She knew it was dangerous to go into the forest at night. She knew the night predators could come from around a corner at any moment and she wouldn't see them coming, or there could even be another human there wishing to do her harm.
All the same there was something that beckoned her here every night. Something about the rustling of the leaves in the trees from the cool night breezes. How cool the earth felt under her feet even in the summer. The ambient chirping and rustling sounds. It felt like an unstoppable tide, pulling her in deeper and deeper. Like a sweet siren song that she could taste in her every cell.
She found her favorite stump where she always sat. She shone a flashlight on it just to make sure no other creatures had decided it to make it their own seat tonight before she sat herself down.
She was here, in her sacred place. She felt a small amount of fear deep in her stomach, but somehow that only added to the magic she felt sitting here. She felt so small, yet at the same time part of something so much bigger than herself. It was so much easier for her to be able to see herself as part of the whole when she separated herself from the human world for a bit. It was as if a veil had been lifted, or she had been woken from a dream.
Through the layers of her feelings, the subtle fear blended into excitement, blended into freedom, blended into belonging, blended into peace and into calm.

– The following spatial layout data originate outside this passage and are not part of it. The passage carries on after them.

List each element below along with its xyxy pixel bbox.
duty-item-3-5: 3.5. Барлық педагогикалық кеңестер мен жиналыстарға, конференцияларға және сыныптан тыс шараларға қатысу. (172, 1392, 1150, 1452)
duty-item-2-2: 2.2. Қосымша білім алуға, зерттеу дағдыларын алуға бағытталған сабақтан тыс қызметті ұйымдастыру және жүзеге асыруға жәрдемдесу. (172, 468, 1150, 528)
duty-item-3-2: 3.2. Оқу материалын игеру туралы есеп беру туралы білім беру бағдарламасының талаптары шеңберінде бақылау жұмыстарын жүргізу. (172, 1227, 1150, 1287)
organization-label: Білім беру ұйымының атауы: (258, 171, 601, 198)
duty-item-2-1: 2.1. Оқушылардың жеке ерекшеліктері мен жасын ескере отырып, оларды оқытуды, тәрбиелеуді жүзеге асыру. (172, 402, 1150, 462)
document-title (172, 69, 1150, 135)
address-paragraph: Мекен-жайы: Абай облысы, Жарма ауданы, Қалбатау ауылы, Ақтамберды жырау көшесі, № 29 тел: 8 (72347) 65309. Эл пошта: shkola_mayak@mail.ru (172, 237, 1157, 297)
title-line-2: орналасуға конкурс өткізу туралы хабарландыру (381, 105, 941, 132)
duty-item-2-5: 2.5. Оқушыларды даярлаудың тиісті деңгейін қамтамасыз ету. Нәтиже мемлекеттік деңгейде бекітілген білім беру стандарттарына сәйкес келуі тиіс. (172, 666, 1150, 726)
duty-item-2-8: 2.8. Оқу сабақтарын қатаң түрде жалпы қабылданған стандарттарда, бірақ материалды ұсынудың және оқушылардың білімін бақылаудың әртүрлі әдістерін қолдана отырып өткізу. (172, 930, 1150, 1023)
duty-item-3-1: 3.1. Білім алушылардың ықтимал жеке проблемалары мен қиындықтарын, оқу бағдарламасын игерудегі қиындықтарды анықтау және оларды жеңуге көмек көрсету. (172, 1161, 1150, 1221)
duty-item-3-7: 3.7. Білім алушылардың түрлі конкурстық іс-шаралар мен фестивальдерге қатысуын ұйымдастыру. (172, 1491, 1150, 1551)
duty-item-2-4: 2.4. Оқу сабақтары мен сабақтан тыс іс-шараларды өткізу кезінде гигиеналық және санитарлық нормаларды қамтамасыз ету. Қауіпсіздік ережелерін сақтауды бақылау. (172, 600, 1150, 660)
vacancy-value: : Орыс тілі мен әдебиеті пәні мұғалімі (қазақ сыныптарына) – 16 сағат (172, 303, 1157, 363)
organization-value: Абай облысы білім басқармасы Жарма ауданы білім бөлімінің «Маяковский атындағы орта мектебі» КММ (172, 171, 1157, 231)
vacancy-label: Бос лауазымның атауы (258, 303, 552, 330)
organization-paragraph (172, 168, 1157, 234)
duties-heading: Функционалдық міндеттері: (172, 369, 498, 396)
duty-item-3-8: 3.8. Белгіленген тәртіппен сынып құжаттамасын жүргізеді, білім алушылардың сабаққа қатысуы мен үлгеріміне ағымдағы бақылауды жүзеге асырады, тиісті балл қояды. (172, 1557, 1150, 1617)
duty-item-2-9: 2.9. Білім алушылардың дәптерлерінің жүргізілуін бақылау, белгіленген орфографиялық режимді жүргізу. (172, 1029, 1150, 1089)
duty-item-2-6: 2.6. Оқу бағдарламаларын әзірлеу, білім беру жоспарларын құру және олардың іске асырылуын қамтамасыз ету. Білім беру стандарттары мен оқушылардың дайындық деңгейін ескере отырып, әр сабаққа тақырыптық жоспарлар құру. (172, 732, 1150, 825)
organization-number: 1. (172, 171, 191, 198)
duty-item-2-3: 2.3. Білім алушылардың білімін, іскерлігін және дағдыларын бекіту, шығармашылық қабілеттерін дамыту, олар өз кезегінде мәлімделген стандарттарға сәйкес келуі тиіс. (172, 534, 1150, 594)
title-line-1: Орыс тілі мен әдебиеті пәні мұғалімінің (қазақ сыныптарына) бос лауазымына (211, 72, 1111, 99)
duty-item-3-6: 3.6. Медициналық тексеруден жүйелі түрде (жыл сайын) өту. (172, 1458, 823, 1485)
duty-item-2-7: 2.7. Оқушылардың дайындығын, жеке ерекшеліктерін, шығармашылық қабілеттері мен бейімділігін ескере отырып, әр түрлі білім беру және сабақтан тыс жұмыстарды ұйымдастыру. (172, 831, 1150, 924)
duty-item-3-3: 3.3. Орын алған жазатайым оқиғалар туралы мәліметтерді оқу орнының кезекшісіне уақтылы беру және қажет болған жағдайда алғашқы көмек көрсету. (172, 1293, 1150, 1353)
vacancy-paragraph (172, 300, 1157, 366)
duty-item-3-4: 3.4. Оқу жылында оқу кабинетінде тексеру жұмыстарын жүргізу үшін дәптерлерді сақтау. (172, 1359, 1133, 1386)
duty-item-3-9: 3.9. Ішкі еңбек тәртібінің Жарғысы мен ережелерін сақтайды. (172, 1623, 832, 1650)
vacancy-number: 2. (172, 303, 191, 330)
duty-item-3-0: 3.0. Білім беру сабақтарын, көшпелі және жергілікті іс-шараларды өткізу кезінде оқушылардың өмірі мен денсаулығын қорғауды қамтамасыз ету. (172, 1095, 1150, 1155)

She only wished this moment could be lived forever. She breathed in and took a deep breath, savoring the cool night air. She breathed out, releasing any remaining traces of the human world to disintegrate into the night.
She was part of a larger body. Where did her own lungs end and the air from the atmosphere, and the oxygen produced from the trees begin? Where did her flesh end in the interconnected food chain in the circle of life. Where did the matter in her body end and where did the eternal stardust begin? The longer she sat she could start to feel herself become transparent. Like the arbitrary lines that separated her from every other living thing slowly started to disintegrate and it was as if she could feel the soft night breezes flowing through her. It was as if there was no separation between what she was supposed to be, and her soul. She felt heavy and connected to the earth, yet light and weightless at the same time. It was as if she were only a mesh of loosely connected particles waving like fabric hanging from a clothesline.